Bethune was elected to Vancouver City Council in 1900 and served until 1907, when he was elected mayor. He was also the head of the Electoral Union slate. During the election, which was at the time overshadowed by the ongoing provincial election, the main issue of contention was whether to have a stop in the city along the Vancouver Westminster and Yukon Railway.

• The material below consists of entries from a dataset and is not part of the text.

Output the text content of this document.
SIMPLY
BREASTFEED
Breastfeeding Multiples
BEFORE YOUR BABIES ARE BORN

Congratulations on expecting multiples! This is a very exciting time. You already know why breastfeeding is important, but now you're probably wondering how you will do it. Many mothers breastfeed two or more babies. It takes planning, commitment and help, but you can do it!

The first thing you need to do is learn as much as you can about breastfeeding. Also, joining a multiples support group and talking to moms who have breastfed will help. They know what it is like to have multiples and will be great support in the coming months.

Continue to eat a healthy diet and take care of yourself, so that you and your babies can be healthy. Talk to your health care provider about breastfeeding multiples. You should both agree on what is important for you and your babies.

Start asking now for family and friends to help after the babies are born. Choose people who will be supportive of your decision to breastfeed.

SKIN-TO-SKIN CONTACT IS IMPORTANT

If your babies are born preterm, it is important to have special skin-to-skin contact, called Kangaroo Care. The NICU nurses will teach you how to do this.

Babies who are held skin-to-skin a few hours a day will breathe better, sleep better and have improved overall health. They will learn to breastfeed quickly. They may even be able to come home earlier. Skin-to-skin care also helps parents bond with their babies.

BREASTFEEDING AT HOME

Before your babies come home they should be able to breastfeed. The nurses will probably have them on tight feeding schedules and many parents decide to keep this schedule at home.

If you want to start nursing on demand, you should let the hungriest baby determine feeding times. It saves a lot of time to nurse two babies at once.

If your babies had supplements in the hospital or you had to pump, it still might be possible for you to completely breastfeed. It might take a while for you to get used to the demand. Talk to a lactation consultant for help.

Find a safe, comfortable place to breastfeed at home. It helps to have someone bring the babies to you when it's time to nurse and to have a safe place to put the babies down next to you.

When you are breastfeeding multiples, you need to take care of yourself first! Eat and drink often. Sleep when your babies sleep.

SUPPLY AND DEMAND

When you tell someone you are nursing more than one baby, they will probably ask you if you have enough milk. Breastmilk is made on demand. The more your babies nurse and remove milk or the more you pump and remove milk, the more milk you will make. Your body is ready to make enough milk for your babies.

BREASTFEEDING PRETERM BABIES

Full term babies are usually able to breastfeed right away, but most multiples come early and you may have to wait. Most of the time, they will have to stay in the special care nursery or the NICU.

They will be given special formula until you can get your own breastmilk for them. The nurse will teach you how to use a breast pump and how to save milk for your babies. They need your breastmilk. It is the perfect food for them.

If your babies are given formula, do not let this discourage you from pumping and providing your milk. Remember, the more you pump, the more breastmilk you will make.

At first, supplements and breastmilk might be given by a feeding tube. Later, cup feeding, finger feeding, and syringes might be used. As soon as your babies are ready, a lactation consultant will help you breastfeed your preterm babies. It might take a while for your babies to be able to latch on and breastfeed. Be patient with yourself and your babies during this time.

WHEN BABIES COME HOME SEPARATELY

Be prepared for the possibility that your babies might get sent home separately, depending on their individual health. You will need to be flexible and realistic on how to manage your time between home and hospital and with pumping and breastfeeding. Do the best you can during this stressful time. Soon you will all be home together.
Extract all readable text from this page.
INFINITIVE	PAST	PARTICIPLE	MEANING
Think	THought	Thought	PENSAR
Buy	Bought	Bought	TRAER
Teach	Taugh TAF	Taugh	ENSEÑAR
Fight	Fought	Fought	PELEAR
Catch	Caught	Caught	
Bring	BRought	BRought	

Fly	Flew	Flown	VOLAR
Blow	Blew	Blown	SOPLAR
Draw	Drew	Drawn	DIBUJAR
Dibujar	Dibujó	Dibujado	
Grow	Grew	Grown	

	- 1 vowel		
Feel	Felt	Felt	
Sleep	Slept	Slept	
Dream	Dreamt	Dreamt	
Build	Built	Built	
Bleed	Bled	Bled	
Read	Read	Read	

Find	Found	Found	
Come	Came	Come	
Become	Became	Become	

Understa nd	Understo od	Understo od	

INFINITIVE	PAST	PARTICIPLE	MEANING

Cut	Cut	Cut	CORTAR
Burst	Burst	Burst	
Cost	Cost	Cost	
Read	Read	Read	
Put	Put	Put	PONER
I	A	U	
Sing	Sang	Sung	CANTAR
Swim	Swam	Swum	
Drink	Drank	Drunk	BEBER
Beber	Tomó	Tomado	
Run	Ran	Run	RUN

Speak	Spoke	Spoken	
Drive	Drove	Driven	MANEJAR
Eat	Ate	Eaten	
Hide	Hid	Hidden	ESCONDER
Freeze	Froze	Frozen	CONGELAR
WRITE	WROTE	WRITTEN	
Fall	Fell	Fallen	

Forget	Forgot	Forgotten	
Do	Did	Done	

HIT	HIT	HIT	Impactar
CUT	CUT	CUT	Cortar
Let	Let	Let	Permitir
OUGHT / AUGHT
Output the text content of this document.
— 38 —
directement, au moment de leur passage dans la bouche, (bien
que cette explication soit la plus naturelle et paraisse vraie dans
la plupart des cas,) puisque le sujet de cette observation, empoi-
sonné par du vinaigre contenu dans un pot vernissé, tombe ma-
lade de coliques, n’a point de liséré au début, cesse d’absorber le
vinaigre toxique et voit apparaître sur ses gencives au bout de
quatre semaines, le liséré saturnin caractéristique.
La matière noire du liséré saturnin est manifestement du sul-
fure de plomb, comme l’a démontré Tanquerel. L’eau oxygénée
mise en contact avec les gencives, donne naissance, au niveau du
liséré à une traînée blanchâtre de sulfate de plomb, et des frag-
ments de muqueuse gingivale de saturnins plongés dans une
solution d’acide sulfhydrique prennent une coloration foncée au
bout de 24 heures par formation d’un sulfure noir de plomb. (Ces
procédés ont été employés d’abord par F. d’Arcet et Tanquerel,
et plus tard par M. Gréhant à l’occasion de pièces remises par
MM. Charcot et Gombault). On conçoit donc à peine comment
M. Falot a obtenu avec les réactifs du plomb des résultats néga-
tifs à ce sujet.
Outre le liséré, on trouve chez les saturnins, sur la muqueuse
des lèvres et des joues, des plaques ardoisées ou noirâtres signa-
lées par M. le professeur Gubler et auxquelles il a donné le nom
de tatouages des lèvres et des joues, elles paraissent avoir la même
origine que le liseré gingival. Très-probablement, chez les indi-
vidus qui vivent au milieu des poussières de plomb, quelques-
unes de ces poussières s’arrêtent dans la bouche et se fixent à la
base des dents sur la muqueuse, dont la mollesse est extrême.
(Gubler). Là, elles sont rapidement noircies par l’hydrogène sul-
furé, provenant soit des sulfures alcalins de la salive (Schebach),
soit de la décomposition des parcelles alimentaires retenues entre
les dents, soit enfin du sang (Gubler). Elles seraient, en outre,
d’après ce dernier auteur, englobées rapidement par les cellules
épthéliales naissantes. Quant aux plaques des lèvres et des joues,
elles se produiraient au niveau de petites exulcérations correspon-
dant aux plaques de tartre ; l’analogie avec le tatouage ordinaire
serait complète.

During his term, he was faced with the September 1907 Vancouver riots in which he permitted demonstrators from the Asiatic Exclusion League to hold a rally at city hall in which speeches were delivered in support of the prohibition of Asian immigration to the city. Bethune was also a founder, paying member and ardent supporter of the organization. After the city hall rally, the crowd descended upon Vancouver's Chinatown and Japantown, continuing protests, smashing windows and even beating residents. Bethune would later express regret about the riot and urged citizens to use moderation. Bethune was also against the immigration of Indians, prohibiting them from settling in Vancouver during his term in 1907.

==Death and legacy==
He died in 1947 at Los Angeles County, California, but his remains were returned to Vancouver, for interment at Mountain View Cemetery.